Gardner also said that the deal between the government and industry can also help keep the UK at "the forefront of the development, testing and future commercialisation of electric, connected and autonomous vehicles".
"Further investment in the UK’s testing facilities, road infrastructure and research and development capabilities will again help the UK to remain competitive in a post-Brexit world and make it an attractive destination for global business looking to develop product and service offerings which incorporate future technologies," he said.

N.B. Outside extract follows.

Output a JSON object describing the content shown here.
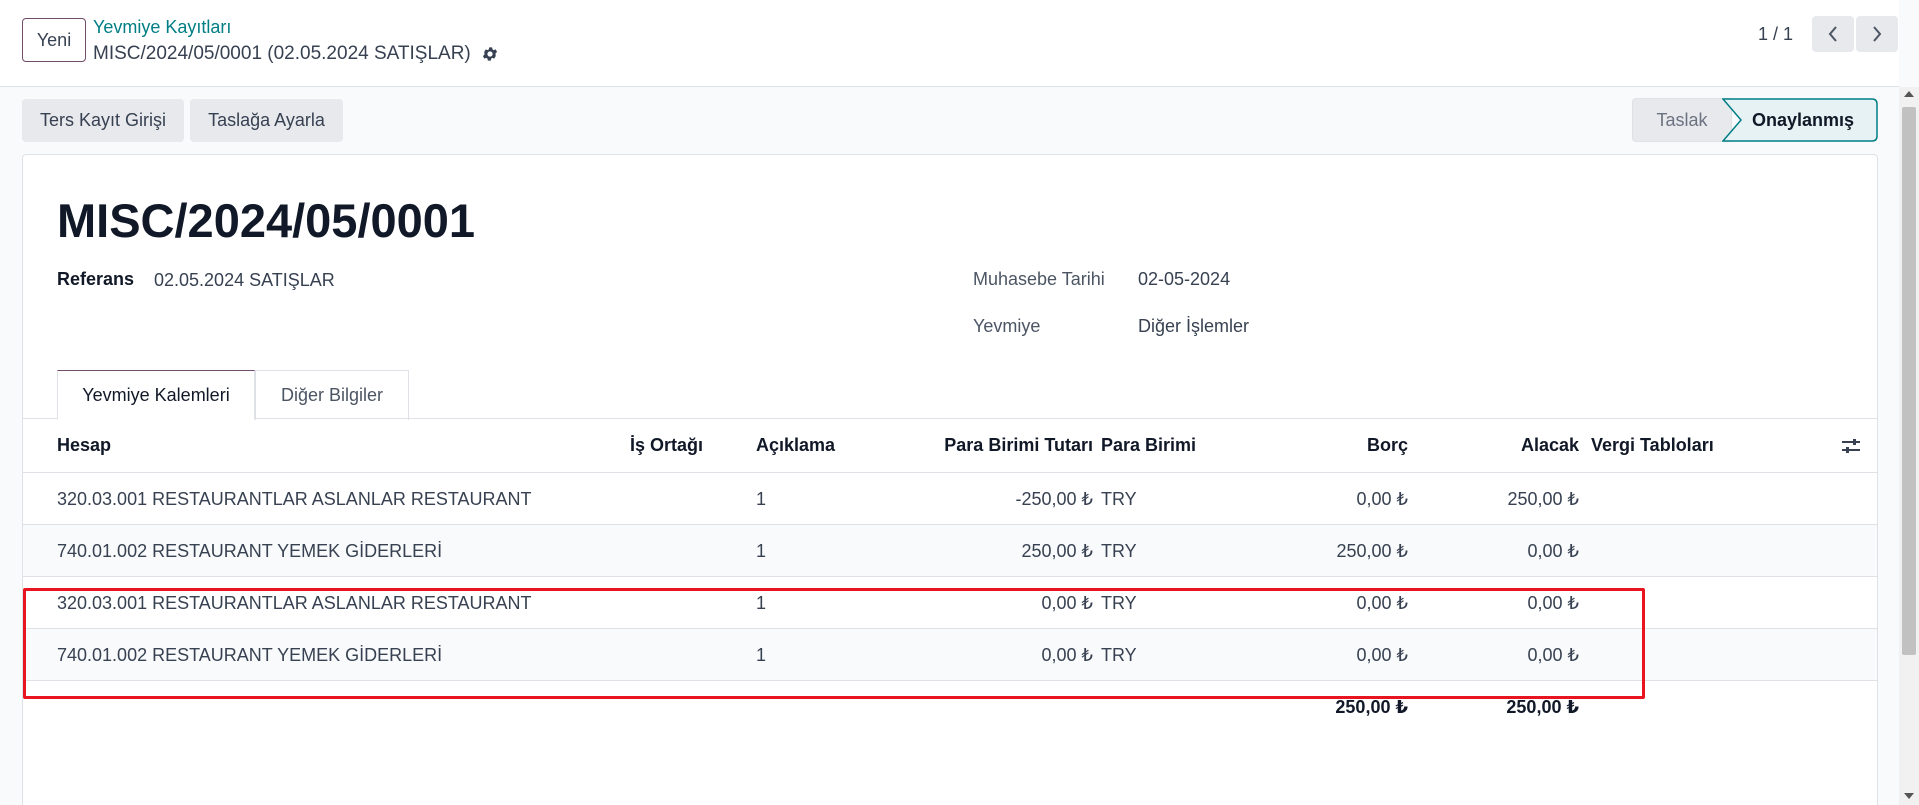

The UK government announced in November last year that it would update UK legislation to allow fully autonomous cars to be tested on UK roads without "a human safety operator" present in the vehicles with a view to such testing taking place by 2021.
Proposed new laws regarding driverless cars were introduced before the UK parliament in October 2017. The Automated and Electric Vehicles Bill makes provision for the registration of all driverless cars in the UK, and addresses how liability for accidents involving such vehicles should be apportioned. The Bill is also designed to support upgrades in UK infrastructure to support anticipated growth in the use of electric vehicles.